"The Surge" leva fórmula de "Dark Souls" para a ficção científica

Rodrigo Lara

Do Gamehall, em Paris*

Um RPG de ação que mistura alta dificuldade, sistema de evolução baseado em uma espécie de "moeda", inimigos que retornam ao cenário assim que o personagem descansa e ações limitadas por uma barra de fôlego. Essa fórmula, popularizada pela série "Dark Souls", tem sido uma das preferidas da indústria. Não à toa, tivemos diversos games lançados nos últimos anos que a utilizaram, em maior e menor escala.

Um desses jogos foi "Lords of the Fallen", lançado em 2014 para PC, PlayStation 4 e Xbox One. Produzido pela alemã Deck 13, esse RPG bebia direto da fonte ao apresentar um mundo medieval, mas também trazia ideias próprias como a estrutura de classes, o uso de magia e um sistema de recompensa mediante risco.

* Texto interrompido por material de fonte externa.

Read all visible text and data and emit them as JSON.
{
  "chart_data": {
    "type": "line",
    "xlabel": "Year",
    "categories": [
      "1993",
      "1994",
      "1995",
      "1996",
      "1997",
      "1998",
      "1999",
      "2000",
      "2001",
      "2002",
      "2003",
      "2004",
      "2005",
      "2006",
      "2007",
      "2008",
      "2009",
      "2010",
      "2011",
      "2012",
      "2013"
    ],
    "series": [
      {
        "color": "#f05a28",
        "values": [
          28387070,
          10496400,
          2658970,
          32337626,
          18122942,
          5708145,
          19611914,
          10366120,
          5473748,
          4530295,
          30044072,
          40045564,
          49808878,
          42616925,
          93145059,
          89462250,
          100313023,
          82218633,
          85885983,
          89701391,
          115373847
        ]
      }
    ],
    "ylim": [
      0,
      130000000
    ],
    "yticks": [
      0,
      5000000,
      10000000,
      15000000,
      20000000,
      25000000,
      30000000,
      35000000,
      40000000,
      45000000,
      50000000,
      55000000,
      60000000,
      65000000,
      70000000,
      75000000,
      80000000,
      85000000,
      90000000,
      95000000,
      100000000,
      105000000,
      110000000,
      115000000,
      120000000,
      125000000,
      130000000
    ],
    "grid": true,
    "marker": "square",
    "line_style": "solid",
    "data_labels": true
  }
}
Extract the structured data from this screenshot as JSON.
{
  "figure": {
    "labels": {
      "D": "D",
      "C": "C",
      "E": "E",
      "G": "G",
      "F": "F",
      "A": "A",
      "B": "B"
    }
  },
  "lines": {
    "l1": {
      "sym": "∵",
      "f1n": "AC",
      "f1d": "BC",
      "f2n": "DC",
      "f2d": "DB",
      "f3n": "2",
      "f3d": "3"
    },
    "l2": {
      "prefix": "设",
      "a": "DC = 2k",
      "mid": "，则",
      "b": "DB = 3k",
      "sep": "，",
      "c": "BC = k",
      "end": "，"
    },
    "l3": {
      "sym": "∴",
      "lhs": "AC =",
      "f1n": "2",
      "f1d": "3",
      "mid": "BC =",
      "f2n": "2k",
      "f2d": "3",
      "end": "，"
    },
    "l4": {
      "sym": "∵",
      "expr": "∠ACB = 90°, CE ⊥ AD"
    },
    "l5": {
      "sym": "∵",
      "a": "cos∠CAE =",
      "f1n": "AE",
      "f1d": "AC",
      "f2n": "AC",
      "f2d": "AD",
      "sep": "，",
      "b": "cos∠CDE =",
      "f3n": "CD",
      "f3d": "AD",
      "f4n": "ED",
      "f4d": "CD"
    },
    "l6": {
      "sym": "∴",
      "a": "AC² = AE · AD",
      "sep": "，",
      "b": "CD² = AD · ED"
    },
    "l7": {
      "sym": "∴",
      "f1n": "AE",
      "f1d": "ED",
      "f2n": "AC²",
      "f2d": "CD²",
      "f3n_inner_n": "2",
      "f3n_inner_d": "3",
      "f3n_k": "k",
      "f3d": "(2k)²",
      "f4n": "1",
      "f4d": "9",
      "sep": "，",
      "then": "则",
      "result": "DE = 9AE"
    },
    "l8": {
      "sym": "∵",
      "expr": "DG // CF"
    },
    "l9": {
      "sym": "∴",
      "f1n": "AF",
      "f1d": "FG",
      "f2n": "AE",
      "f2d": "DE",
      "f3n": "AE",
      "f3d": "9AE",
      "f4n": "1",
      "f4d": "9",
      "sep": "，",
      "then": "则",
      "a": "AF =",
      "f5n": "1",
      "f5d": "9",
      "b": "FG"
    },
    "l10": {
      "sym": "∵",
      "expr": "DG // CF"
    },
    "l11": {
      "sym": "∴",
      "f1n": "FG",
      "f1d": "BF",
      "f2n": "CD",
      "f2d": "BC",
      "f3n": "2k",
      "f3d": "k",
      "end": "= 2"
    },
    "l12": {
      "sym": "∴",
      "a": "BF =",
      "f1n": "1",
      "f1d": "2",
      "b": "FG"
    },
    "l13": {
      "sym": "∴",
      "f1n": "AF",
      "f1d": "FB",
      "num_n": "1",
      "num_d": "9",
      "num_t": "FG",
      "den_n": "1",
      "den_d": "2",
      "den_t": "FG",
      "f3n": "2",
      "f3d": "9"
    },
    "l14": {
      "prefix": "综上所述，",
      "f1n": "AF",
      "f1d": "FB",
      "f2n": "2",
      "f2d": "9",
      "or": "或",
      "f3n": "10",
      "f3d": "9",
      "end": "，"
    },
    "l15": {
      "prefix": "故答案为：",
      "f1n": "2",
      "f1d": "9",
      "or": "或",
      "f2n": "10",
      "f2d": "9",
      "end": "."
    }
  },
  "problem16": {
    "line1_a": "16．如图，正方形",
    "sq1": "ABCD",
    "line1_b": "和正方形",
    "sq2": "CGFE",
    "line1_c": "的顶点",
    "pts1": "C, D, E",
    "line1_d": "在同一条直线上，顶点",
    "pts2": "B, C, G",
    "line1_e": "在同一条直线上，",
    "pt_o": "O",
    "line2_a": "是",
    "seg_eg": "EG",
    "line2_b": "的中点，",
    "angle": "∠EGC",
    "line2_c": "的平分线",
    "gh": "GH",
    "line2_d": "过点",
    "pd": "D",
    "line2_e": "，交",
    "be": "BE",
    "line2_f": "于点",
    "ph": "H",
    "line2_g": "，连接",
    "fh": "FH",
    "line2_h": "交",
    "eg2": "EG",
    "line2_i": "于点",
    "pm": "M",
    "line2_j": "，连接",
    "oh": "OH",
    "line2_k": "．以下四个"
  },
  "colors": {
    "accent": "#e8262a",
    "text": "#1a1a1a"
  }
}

Infelizmente, porém, esse jogo deixou a desejar em alguns aspectos: sua dificuldade se baseava em uma espécie de desequilíbrio entre o personagem do jogador e os inimigos e questões técnicas, como jogabilidade e câmera, acabaram manchando seu currículo.

A Deck 13, porém, não desistiu desse estilo de jogo e passou a trabalhar em "The Surge". E, pelo o que UOL Jogos pode ver durante um evento para a imprensa realizado em Paris, a produtora aprendeu com os erros. 

O estilo de "Dark Souls"

Em "The Surge", a Deck 13 resolveu insistir na fórmula queridinha do momento: um RPG de ação com visão em terceira pessoa, alta dificuldade e que cativa jogadores que se sentirem motivados a avançar por meio da insistência. Sim, a série "Souls" produzirá mais um "filho", ainda que "The Surge" traga diversos elementos inéditos. 

A ambientação é futurista e o seu personagem explora ambientes devastados, possivelmente o resultado de uma malsucedida tentativa de fusão entre corpos humanos e próteses mecânicas. Essa novidade soma-se ao sistema de desmembramento, que permite que o jogador mire seus ataques em determinadas partes do corpo dos inimigos e, com isso, torne seus ataques mais efetivos e tenha uma chance de obter equipamentos usados pelos adversários.

Será que isso é o suficiente para "The Surge" se destacar em um meio que tem nomes como "Dark Souls 3", "Bloodborne" e "Nioh"?

Reprodução
Conforme o jogador progride no jogo, é possível equipar partes mecânicas e usar uma espécie de exoesqueleto

De acordo com o diretor criativo do game, Jan Klose, a resposta é sim. "Nossa ideia é levar essa fórmula de sucesso a um ambiente ainda inexplorado. E também adicionamos diversos elementos que o jogador poderá utilizar, como o sistema de criação de itens. Nossa ideia é oferecer uma experiência bastante aprofundada e que não se limita a simplesmente explorar um ambiente e combater inimigos".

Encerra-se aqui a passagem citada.